Starmer replied: “He overlooks the fact that at the last Budget there was a record settlement for Scotland, £50 billion a year. And he talks about the support, we’ve just won this Norway frigates contract that is 15 years of shipbuilding in Scotland.

“The First Minister of the SNP has said what about that since Sunday? Absolutely nothing, absolutely nothing.”

Finance Secretary Shona Robison said the delay "makes it incredibly difficult for the Scottish Government to undertake the detailed financial planning needed to bring forward our own budget in the usual timescale". 

She added: "Unless the UK Government reconsiders this decision, it is highly unlikely that the Scottish Government will be able to bring forward our Budget and spending review before Christmas. Given the short period available before Parliament dissolves in March, it is incredibly unhelpful that the initial parliamentary scrutiny will likely be delayed into January.

"It could not be clearer that Scotland is little more than an afterthought for the UK Government.”

Elsewhere in the session, in which Starmer backed his embattled Deputy Prime Minister to the hilt despite her admitting earlier in the day to having underpaid stamp duty on her second home, the PM left the door open to reviving an asylum returns deal with the EU. 

SNP MP Stephen Gethins asked Starmer whether the UK would rejoin the Dublin Regulation, a mechanism by which European countries can return asylum seekers to other nations.

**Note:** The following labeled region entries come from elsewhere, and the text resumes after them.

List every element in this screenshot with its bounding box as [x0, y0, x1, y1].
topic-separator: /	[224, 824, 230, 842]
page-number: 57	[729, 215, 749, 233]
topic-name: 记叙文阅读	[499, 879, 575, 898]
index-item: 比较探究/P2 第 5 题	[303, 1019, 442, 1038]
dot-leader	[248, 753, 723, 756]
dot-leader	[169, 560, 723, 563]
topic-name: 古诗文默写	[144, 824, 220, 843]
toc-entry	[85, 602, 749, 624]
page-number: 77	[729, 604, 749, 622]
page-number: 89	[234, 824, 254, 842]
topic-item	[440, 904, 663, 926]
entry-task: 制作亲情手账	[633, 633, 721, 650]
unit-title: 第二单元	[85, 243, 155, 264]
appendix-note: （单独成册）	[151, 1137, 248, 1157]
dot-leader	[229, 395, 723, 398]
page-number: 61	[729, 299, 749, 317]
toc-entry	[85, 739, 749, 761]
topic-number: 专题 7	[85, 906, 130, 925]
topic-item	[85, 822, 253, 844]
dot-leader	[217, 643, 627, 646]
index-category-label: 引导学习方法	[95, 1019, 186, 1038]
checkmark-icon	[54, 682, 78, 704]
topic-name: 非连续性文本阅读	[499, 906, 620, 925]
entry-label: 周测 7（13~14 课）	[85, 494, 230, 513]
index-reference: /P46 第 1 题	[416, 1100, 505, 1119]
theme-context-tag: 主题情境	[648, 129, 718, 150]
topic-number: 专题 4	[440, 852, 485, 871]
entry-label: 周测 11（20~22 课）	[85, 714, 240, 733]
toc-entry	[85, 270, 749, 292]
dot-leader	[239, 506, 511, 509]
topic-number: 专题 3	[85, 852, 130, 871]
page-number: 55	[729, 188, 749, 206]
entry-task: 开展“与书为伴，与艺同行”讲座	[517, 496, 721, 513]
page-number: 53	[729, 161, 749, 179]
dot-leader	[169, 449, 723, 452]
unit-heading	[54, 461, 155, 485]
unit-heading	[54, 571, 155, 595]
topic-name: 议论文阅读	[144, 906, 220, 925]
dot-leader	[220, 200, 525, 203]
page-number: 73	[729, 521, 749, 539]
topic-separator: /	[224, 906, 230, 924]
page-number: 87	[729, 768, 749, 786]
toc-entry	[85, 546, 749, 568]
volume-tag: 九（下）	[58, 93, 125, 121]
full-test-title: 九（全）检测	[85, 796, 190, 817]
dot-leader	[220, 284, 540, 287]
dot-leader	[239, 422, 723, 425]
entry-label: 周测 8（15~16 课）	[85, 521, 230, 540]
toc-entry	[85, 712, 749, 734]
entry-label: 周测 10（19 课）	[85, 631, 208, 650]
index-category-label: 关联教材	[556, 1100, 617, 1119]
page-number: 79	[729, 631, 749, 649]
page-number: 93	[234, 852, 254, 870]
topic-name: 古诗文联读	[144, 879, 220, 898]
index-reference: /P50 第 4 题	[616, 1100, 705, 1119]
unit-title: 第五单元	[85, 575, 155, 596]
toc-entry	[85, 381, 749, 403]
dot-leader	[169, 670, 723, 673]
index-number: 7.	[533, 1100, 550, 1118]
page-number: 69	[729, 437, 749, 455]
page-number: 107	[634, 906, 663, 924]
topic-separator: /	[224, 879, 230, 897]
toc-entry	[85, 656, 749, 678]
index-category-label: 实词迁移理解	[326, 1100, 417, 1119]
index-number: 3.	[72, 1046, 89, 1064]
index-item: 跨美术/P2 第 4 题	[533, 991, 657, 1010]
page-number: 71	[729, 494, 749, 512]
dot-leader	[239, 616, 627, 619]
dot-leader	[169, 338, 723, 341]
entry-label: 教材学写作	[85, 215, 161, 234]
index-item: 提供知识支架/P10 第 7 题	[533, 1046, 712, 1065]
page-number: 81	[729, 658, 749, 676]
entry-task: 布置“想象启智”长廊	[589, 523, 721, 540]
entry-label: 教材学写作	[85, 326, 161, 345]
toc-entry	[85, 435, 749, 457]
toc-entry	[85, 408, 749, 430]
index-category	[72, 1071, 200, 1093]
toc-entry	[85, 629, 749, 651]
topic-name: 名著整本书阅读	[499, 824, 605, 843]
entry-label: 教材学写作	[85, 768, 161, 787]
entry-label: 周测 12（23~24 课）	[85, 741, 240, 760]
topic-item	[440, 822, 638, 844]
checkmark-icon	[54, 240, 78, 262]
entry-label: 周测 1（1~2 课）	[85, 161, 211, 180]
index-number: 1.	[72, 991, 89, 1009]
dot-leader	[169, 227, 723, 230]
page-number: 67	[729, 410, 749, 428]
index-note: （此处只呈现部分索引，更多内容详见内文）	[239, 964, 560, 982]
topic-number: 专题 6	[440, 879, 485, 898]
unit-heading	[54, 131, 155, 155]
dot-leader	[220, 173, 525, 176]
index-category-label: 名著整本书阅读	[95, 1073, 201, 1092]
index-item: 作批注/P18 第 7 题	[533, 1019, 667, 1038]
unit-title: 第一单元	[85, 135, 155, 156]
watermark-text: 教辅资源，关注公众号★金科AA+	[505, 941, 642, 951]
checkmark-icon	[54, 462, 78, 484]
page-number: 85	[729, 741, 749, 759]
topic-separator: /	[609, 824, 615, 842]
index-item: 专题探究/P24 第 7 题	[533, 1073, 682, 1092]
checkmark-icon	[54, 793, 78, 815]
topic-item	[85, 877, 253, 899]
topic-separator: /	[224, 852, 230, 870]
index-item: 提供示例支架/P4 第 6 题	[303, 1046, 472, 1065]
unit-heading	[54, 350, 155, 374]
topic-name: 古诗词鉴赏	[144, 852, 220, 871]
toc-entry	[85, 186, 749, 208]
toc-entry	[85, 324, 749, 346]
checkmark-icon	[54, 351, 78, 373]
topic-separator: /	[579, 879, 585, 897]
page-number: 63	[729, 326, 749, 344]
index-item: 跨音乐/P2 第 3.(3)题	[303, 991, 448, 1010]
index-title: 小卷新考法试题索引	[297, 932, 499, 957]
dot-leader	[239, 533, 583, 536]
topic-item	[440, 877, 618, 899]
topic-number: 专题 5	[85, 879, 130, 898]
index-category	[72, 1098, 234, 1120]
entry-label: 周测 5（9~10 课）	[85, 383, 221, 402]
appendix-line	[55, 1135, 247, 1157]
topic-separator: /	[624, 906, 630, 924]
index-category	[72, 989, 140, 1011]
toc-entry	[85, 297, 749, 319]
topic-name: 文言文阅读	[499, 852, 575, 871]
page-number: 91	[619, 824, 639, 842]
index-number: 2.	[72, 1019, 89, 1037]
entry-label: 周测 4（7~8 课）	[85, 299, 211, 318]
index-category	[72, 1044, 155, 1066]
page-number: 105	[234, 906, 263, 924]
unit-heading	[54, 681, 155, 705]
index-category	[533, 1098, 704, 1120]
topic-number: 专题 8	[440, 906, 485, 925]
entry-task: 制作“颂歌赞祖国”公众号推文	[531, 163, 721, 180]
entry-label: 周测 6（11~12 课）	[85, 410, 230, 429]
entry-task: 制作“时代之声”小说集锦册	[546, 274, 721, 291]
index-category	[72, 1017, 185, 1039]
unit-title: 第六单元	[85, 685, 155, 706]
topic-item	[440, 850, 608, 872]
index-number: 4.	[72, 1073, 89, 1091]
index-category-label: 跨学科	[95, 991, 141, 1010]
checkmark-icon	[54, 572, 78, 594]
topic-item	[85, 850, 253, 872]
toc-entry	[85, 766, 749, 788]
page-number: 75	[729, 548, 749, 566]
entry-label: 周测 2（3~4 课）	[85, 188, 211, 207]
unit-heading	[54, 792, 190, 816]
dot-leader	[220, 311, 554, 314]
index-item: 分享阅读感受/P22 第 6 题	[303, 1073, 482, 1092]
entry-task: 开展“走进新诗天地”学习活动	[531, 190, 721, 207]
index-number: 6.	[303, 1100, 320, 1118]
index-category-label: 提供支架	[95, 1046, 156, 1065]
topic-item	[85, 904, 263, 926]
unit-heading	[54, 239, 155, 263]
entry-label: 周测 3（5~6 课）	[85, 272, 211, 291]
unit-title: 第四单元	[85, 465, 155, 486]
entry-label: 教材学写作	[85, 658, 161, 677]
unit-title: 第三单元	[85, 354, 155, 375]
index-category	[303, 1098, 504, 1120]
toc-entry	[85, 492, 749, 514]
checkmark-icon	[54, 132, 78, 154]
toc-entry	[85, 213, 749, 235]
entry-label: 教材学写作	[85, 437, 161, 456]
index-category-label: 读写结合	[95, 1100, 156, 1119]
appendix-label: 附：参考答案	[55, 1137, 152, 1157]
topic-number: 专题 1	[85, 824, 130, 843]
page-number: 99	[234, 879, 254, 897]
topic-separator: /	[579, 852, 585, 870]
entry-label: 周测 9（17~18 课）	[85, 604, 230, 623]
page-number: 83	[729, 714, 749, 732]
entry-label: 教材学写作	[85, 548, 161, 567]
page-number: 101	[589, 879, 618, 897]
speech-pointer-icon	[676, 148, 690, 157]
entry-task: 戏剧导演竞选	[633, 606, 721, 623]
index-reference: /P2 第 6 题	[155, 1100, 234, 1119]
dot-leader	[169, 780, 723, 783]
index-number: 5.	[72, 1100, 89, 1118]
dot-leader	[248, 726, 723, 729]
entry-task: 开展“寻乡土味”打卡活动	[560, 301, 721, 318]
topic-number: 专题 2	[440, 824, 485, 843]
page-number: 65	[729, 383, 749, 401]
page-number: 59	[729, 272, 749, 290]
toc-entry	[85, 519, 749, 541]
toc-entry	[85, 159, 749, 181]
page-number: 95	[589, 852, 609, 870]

Brexit took Britain out of the scheme and the SNP have argued this has led to the spike in asylum seekers crossing the Channel in small boats. 

(Image: NQ)

Gethins (above) said: "Figures published by the House of Commons library shows that those asylum seekers that are forced to cross [the Channel] has increased dramatically after Brexit as a result of leaving the Dublin Regulation.

"So instead of punching down and joining in with the victim blaming of Reform and the Conservatives, will the Prime Minister reject their isolationism and look to rejoin the Dublin Convention like every other country in western Europe."

Starmer replied: "On the question of Dublin Agreement, I agree with him. We had a returns agreement with the whole of Europe. It was ripped up when we left the EU by people who made promises that that wouldn’t be the case.

"We’re rebuilding that relationship, we’ve reset that relationship. We now have a returns agreement with France. We wouldn’t need a single returns agreement with France if we hadn’t ripped up the Dublin Agreement."